Joel y lo cotidiano
Se llamaba Joel. Le costó más de una semana aprender a ir en bicicleta y nunca había estado en París. Descubrió su primer y último tesoro en los libros de Stevenson, jamás bebía agua directamente de la nevera porque odiaba las cosas que enfriaban las cosas; cuando se hacía de noche, fuera, en la calle, tenía una cierta tendencia a reproducir los anocheceres dentro de su apartamento: iba atenuando las luces de la casa, desconectaba los electrodomésticos para silenciar las estancias, caminaba despacito por el pasillo, respiraba como si no respirara. En cambio, cuando se hacía de día, abría las ventanas y las puertas, soltaba el canario blanco por la casa y dejaba pasar a los vecinos con cualquier excusa. En esos momentos las estancias y los rincones parecían una gran avenida de una gran ciudad, llena de gente que se desconoce y se toca.
En estas y en otras cosas estaba Joel cuando decidió, un día cualquiera, confundir lo que sentía con lo que le pasaba. Y lo hizo con tanta pasión que interpretó que había empezado a llover en la ciudad porque él estaba triste y cansado.
En ese empeño en confundir lo que le hacía latir el corazón con lo que realmente sucedía a su alrededor, se bajó al bar de la esquina, como todos los martes por la tarde, y se paró en la puerta un instante. Éso ya era un hecho extraordinario porque él nunca se paraba antes de entrar a ningún bar, y menos si era el de los martes por la tarde. Antes de cruzar la puerta ya sabía lo que iba a pasar. Y lo que sucedió fue que alguien que no conocía había coincidido con él en la puerta del establecimiento, con tanta precisión que los dos iban a utilizar el mimo sitio por el que pasar, en el mismo momento, utilizando la misma coordinación e, incluso, el mismo oxígeno. Intentó discutir con aquella magnífica mujer, que se empeñaba en pasar por el mismo sitio que él: sus argumentos eran, sobre todo, inmovilistas:"oiga, yo siempre paso por aquí a la misma hora desde hace años", o, "mi padre ya venía a este bar antes de que usted naciera". La chica, claramente desconcertada, le veía chillar pero no entendía muy bien por qué lo hacía.
Ante esa situación, Joel se dio media vuelta y se fue enfurecido a casa. Pensó que le pasaba algo y, para solucionarlo, necesitó lo que faltaba de tarde de aquel día y parte de la noche.

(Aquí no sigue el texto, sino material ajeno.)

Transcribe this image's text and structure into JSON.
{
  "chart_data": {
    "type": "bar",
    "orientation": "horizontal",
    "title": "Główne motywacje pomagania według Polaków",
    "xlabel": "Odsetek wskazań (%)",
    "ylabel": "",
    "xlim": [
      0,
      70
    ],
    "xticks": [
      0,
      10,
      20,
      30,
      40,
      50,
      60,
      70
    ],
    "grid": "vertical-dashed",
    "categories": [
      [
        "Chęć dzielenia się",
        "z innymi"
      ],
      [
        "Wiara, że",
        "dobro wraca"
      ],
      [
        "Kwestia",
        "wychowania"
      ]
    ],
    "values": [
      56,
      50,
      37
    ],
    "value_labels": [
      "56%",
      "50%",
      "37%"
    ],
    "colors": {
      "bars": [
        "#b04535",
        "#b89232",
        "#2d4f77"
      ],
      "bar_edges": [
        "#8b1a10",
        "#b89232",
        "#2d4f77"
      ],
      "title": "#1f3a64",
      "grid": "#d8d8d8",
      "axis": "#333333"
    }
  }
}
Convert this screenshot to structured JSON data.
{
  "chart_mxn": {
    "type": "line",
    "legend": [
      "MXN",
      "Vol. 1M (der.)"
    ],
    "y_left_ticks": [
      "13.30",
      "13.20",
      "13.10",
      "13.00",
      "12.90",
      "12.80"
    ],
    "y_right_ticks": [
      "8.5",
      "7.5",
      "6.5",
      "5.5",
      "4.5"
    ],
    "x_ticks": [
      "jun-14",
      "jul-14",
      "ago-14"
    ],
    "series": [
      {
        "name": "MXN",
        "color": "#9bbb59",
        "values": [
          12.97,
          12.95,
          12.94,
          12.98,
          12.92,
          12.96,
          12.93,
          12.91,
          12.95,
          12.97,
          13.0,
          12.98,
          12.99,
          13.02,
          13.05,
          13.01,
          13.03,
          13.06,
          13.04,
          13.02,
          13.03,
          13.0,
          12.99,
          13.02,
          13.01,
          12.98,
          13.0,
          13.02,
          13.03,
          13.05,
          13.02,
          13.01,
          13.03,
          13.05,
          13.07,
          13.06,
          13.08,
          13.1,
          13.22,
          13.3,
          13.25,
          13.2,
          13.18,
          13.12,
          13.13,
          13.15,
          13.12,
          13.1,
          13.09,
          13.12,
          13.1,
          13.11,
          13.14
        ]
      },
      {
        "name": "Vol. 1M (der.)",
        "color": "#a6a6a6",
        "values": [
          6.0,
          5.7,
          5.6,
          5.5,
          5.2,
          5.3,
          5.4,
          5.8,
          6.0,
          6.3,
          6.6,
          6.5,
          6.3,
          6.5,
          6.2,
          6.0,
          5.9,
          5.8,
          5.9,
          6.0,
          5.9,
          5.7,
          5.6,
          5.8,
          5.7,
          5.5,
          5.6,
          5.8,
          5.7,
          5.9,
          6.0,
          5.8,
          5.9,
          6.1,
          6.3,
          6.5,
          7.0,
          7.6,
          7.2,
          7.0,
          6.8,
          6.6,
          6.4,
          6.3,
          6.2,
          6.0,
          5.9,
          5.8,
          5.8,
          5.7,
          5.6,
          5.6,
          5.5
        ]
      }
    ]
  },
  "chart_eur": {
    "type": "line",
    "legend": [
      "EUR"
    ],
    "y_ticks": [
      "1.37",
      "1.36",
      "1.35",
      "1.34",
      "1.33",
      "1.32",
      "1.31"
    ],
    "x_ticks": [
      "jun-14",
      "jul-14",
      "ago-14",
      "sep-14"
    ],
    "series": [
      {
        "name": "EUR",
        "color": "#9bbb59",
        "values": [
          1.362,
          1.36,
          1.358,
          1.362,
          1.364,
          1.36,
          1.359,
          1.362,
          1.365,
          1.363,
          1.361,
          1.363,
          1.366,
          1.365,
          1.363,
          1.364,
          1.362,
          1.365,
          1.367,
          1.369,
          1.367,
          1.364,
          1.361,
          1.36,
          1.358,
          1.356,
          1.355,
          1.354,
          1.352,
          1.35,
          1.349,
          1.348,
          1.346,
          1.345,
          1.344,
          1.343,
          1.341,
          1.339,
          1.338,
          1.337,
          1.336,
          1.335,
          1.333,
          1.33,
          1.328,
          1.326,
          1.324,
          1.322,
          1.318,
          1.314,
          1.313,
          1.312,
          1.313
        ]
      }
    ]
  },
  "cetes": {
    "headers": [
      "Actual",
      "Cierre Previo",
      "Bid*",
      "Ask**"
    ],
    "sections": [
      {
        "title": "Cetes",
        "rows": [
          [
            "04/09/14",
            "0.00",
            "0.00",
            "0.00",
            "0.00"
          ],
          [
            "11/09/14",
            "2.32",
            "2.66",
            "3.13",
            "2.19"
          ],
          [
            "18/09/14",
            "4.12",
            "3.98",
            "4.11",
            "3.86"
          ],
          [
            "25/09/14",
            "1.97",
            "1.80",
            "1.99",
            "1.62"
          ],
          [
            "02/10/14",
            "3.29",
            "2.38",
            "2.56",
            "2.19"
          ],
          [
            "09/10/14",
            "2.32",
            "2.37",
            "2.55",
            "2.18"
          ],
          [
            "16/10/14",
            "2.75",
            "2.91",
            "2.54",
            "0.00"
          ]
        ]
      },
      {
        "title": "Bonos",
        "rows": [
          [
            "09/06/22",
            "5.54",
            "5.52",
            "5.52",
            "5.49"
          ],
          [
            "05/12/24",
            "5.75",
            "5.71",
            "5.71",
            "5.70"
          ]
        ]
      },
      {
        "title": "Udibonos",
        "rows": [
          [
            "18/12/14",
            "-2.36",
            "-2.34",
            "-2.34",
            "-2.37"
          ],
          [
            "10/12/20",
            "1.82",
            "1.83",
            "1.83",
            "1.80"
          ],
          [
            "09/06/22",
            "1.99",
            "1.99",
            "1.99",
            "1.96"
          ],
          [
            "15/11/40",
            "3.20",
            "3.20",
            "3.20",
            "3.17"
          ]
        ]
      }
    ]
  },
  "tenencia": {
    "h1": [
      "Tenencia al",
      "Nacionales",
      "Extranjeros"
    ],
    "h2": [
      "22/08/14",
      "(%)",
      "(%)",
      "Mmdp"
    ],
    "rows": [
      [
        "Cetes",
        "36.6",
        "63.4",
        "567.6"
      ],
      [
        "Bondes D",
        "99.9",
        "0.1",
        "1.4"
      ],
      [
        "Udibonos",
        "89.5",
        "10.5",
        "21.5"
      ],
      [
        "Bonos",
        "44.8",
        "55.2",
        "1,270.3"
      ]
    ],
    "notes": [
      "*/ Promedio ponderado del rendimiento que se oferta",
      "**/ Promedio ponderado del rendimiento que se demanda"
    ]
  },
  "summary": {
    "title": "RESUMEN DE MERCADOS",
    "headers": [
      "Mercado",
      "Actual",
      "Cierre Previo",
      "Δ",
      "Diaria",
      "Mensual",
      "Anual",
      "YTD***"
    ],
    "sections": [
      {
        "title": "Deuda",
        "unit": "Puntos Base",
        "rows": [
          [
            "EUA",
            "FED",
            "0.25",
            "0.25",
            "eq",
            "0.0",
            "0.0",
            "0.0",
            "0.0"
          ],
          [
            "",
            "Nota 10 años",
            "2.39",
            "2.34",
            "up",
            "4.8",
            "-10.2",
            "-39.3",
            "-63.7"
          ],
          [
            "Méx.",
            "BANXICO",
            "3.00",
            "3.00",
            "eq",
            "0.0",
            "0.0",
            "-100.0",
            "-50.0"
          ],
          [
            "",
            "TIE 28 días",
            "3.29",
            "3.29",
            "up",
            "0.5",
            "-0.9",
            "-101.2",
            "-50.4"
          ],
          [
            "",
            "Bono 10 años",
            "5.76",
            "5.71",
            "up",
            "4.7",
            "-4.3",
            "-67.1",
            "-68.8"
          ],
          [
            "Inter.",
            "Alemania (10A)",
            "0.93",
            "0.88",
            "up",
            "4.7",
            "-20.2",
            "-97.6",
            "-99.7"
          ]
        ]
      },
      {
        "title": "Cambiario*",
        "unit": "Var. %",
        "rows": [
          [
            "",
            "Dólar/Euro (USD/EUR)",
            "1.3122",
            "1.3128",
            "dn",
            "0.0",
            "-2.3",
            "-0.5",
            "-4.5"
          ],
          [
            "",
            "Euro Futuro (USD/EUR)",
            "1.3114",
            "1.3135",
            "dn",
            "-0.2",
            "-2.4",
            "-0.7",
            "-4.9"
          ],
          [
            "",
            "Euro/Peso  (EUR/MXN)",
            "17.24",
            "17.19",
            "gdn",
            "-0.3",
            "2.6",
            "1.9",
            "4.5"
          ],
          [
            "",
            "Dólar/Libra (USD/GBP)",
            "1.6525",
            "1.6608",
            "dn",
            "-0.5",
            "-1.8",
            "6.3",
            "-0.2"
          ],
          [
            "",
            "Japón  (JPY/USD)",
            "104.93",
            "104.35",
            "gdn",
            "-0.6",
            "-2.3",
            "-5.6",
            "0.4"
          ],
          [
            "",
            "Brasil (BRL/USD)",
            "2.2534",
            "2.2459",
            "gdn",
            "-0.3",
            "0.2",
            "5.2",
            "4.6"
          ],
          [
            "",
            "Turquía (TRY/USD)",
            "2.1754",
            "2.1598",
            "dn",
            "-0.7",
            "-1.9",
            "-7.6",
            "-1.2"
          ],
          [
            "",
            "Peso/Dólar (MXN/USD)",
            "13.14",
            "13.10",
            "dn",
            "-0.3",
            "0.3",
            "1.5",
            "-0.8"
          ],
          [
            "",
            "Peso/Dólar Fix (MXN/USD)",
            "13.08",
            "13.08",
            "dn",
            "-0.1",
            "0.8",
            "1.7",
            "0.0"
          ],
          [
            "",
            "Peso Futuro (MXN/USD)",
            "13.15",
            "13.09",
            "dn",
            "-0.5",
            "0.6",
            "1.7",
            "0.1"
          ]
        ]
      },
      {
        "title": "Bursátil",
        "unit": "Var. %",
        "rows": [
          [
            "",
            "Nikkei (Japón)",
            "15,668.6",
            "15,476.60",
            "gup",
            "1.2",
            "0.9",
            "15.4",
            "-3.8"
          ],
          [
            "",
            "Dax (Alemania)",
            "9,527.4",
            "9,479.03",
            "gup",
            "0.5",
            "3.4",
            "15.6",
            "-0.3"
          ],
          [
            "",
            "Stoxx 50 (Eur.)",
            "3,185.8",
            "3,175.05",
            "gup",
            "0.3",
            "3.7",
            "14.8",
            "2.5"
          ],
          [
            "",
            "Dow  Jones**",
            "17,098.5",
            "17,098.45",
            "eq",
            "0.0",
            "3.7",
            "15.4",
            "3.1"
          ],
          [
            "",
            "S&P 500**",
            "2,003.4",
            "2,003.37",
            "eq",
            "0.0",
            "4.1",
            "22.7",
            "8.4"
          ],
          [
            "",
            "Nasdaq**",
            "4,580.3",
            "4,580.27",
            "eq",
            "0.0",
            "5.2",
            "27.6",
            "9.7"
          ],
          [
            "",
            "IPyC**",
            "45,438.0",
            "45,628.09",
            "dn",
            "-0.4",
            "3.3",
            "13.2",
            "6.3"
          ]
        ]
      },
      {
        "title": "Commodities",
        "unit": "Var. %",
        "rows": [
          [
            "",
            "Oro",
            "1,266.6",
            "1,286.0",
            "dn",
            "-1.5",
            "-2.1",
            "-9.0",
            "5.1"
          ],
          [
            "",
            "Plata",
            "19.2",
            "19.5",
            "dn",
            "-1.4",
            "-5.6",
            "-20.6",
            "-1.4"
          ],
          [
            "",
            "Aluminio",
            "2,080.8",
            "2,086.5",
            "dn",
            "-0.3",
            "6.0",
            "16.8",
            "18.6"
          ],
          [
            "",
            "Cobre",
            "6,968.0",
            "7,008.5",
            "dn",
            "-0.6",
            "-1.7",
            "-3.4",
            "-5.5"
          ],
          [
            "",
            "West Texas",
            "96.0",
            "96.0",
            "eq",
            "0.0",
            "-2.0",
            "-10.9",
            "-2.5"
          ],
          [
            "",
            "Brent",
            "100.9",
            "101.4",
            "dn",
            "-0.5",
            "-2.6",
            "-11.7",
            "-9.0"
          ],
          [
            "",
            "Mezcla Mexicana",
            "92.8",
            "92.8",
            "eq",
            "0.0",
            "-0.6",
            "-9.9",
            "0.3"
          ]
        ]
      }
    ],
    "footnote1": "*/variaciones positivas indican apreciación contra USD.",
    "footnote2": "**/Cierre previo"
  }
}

Quería ser feliz, así que consideró que, para conseguirlo, debía destruir todo lo cotidiano de su vida, todo lo que le pasaba porque sí, todo lo que convertía su existencia en un mero trámite. Entendía que así sería más auténtica su existencia, más original, nada convencional. Fue por éso que dejó de hacer, poco a poco, las cosas que le habían convertido en un engranaje.
Y comenzó por el bar, que es donde comienzan casi todas las cosas. Dejó de ir los martes por la tarde y procuraba llegar a horas intempestivas; tanto cambió sus hábitos que dejó de ir porque ya nunca lo encontraba abierto. Luego fue a la panadería y dio la orden de que no le dejaran encargado el pan. Seguidamente supuso que sería interesante no despedirse de nadie nunca más, ni dar los buenos días o las buenas noches, no por una cuestión de educación, sino por no querer ser cotidiano. Poco a poco fue urdiendo un plan en el que el objetivo era dejar de ir a los sitios que frecuentaba periódicamente, por las calles por las que lo hacía. Encontró otros lugares donde hacer la misma vida que antes, pero eso no era suficiente. Le pareció incluso hipócrita y, por lo tanto, dejó de ir a los sitios directamente.
Su plan funcionó: acabó siendo la persona más feliz del mundo. Su panadera se había olvidado de él y en el bar lo miraban por los cristales como si fuera un turista noruego. Ya no iba a ninguna parte y dejó de planificar días y noches en su casa, vacía de viandantes. Por eso, nunca más confundió lo que sentía con lo que pasaba de verdad. Hasta el día en que se encontró, por segunda vez, con la mujer del bar. Se paró frente a ella y le dijo: soy diabético de ti. Era definitivamente feliz.